Мадзя с трудом втолковала заседательше, что, наверно, по дороге разминулась с подругой и что Фемця непременно ждет ее у них дома. Однако заседательша успокоилась только тогда, когда Мадзя дала обещание самолично доставить панну Евфемию на лоно обеспокоенной матери.

— Видишь ли, де-ерогая Мадзя, — сказала заседательша на прощанье, — молоденькая девушка — это нежный це-еветок: чуть подует ветерок посильней и уж может повредить ему, что же говорить о злых языках! Я потому всегда на коленях умоляю Фемцю не выходить одной в город. При ее красоте, при ее положении в обществе… До се-евидания, моя де-ерогая!

Панна Евфемия действительно была у Мадзи, но ей хотелось поскорее встретиться с подругой, и она вышла навстречу ей. Потом Фемце захотелось подышать свежим воздухом, и Мадзя встретила ее уже на дороге от почты к площади. Вероятно, по чистой случайности около почты оказался и пан Цинадровский, без шапки. Одну руку он держал в кармане, а другую прижимал к сердцу и с выражением немого восторга смотрел на прелестную Евфемию, которая из опасения ступить в грязь обнажила чудные ножки, изящно обутые в очень высокие венгерские башмачки.

Барышни сердечно поздоровались и заговорили обе сразу:

— Ты знаешь, я заказала Ментлевичу обои для нашего пансиона.

— А я послала прошение в дирекцию.

— По почте? Надо было пойти со мной, тогда этот… чиновник скорее отправил бы.

— Ты была на почте? — невольно спросила Мадзя и торопливо прибавила: — Ах боже мой, ты сказала Ментлевичу про обои…

— Но он дал слово, что никому не скажет. Да он подумает, что это я хочу сделать подарок отцу на именины. Куда же нам пойти: ко мне или к тебе? — спросила панна Евфемия, поворачивая к дому доктора.

— Пойдем к нам, — ответила Мадзя, — только сначала знаешь что? Зайдем тут к одному столяру, которого лечит папа, узнаем у него, сколько будут стоить парты для нашей школы?

— Ах, да, да! Что ж, пойдем к столяру, только должна тебе сказать, в переулках грязь, наверно, страшная, — говорила панна Евфемия, глядя на улицу, по которой в город обычно ходил пан Круковский. Через минуту она с холодной небрежностью спросила: — А что, не был ли у вас пан Круковский?

— Гм! Отец говорил, что вчера пан Людвик весь день играл на скрипке ту баркароллу, которую когда-то мы играли вдвоем. Мне вспомнилось то прекрасное время…

— Он был влюблен в тебя? — спросила Мадзя, выискивая на грязной уличке места посуше.

— Был влюблен? — воскликнула панна Евфемия. — Да он просто с ума сходил, как, впрочем, и все остальные… Но он капризник и любит заглядываться на всякую новую мордочку, поэтому я решила испытать его…
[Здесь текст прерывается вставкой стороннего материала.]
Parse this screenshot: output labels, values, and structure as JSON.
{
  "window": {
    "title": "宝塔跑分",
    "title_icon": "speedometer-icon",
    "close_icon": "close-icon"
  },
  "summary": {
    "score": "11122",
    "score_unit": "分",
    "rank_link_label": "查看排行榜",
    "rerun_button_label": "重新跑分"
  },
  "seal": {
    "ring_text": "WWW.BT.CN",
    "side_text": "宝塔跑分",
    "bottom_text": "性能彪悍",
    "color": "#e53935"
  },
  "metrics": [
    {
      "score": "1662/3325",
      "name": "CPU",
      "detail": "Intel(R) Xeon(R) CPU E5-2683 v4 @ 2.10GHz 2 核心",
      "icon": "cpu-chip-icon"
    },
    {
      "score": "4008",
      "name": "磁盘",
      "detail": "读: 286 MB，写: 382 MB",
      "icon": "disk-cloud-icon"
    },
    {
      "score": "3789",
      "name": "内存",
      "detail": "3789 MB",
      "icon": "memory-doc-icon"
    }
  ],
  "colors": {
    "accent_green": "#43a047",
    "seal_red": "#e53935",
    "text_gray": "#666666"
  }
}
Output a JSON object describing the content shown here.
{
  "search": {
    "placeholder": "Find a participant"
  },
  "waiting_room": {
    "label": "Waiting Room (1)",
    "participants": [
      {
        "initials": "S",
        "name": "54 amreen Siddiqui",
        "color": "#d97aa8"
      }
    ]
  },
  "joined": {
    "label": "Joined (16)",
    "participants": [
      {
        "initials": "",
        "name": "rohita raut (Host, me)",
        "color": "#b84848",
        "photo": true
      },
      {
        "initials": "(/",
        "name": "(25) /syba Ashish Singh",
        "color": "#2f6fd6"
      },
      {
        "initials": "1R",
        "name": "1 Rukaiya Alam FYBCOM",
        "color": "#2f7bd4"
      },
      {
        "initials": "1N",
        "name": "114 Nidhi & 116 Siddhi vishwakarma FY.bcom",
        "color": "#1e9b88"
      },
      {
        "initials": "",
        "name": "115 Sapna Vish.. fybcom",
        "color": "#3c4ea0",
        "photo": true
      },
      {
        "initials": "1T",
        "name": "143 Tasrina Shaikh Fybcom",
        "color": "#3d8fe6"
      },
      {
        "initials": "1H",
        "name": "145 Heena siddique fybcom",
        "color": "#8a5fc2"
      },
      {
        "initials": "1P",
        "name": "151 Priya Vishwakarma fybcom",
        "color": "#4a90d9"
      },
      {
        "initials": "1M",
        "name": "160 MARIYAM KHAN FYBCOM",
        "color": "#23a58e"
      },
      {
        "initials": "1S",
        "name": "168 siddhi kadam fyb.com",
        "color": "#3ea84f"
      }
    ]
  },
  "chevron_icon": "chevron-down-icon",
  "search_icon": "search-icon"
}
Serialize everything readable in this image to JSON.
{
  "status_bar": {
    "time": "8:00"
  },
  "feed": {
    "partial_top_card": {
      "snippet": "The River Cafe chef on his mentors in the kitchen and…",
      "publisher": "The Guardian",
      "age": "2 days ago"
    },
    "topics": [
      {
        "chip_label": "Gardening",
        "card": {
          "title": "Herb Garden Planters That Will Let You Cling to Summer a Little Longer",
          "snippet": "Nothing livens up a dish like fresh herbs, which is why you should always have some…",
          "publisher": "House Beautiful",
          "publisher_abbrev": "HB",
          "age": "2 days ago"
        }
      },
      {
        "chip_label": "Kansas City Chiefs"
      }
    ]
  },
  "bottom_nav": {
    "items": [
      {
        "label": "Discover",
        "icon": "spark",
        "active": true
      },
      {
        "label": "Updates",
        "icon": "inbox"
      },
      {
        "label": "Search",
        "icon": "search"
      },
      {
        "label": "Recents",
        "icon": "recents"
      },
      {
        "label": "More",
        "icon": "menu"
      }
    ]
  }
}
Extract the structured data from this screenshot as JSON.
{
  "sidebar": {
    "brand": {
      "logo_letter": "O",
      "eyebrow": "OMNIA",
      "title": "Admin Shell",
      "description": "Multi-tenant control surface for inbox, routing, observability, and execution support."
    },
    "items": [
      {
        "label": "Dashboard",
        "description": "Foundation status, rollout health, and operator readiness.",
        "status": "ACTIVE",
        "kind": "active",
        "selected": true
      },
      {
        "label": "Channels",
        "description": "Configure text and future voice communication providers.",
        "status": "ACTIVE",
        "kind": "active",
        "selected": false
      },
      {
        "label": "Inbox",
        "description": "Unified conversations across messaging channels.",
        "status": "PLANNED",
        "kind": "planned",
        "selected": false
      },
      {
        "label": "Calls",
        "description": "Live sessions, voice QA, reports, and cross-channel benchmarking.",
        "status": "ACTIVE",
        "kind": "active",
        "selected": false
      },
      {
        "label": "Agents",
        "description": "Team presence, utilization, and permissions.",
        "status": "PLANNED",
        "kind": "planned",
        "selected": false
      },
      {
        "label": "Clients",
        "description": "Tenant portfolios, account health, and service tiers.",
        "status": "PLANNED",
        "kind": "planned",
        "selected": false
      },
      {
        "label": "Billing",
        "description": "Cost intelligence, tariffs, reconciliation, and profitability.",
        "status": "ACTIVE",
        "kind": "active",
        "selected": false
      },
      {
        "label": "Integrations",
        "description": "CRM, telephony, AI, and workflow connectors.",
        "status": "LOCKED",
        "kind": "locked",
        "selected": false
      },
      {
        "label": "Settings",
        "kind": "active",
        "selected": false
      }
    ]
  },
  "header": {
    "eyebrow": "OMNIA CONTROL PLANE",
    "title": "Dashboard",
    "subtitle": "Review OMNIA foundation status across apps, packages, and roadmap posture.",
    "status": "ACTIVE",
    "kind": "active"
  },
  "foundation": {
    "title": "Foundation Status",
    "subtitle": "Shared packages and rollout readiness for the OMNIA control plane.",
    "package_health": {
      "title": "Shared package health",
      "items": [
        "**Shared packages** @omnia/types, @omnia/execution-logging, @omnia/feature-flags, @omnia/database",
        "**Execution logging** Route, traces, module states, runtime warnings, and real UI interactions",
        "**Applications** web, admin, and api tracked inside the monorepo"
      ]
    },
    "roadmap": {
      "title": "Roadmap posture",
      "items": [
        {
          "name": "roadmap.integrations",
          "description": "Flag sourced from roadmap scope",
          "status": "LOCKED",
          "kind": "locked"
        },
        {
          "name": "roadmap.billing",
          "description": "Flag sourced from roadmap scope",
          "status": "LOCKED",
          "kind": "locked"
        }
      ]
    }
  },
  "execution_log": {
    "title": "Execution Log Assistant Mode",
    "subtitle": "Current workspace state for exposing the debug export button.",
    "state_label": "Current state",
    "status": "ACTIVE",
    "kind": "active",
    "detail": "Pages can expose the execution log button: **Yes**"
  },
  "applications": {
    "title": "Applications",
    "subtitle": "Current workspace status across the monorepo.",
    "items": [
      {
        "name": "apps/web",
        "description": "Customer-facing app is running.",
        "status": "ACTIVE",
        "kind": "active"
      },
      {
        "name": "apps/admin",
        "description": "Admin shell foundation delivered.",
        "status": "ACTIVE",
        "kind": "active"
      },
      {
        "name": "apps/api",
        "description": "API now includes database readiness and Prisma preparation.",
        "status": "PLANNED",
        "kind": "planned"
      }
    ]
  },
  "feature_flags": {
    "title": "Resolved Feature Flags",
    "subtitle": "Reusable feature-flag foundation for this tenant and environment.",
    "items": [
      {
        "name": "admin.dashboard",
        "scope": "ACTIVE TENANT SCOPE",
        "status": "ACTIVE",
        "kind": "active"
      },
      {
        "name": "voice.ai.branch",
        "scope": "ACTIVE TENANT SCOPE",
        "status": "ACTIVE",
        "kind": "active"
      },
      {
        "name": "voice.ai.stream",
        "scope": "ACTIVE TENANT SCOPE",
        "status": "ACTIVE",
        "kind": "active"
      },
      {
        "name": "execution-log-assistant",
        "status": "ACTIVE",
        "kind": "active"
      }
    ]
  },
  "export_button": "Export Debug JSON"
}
Мадзе подумалось, что панна Евфемия не совсем верно определила свое отношение к Круковскому, и ей стало обидно за подругу. Но, не желая осуждать ее, она решила обо всем забыть. Ей без труда удалось это сделать, так как грязь стала просто непролазной, и панна Евфемия сказала:

— Милочка, да мы тут не пройдем!

— Вон видишь, это уже домик столяра. Мы пройдем через этот двор, — ответила Мадзя, вбегая в калитку, которая висела на одной петле.

— Боже, Мадзя, что ты делаешь? — крикнула панна Евфемия. — Да если бы мне посулили, что я буду начальницей самого большого пансиона, и то я не стала бы ходить по таким закоулкам…

Домик столяра был ветхий, облупленный, в землю он ушел чуть не по самую крышу, поросшую мохом, так что с улицы в комнату можно было шагнуть прямо через окно, не очень высоко поднимая ногу. В комнате слышался ритмичный визг пилы, стук молотка и крикливый голос восьмилетней девочки, которая качала на руках двухлетнего братишку.

Во дворе, заваленном досками и засыпанном мокрыми опилками, стоял у маленького колодца с журавлем столяр и разговаривал с евреем; лапсердак у еврея на груди был еще темный, но на спине весь выгорел, полы были забрызганы грязью. В отворенное окно виднелся свежий гроб; худенький парнишка, у которого в голове было полно опилок, вколачивал в гроб гвозди.

Мадзя вздрогнула, панна Евфемия зажала платочком неописуемо прелестный носик. Еврей и столяр, стоя к барышням спиной, продолжали разговор.

— Я вам, пан Гвиздальский, отдам восемь злотых, а себе возьму остальные, — говорил еврей. — Так будет лучше, а то вы заберете все деньги, и я не получу ни гроша.

— Нет, так не пойдет, — возражал столяр. — Ну, скажите сами: на что это похоже, чтобы еврей да относил католику гроб? Я ведь не получу тогда отпущения грехов.

— А за мои денежки, пан Гвиздальский, вы получите отпущение?

— Эх, сударь, да вы уже два раза получили свои деньги, — пробормотал столяр, плюнув через желоб.

— Здравствуйте, пан столяр! — крикнула Мадзя.

Еврей и столяр заметили барышень и прервали разговор; еврей исчез в сенях домика, а столяр подошел к плетню. Из ворота грязной рубахи у него выглядывала искривленная впалая грудь, на руках вздулись жилы.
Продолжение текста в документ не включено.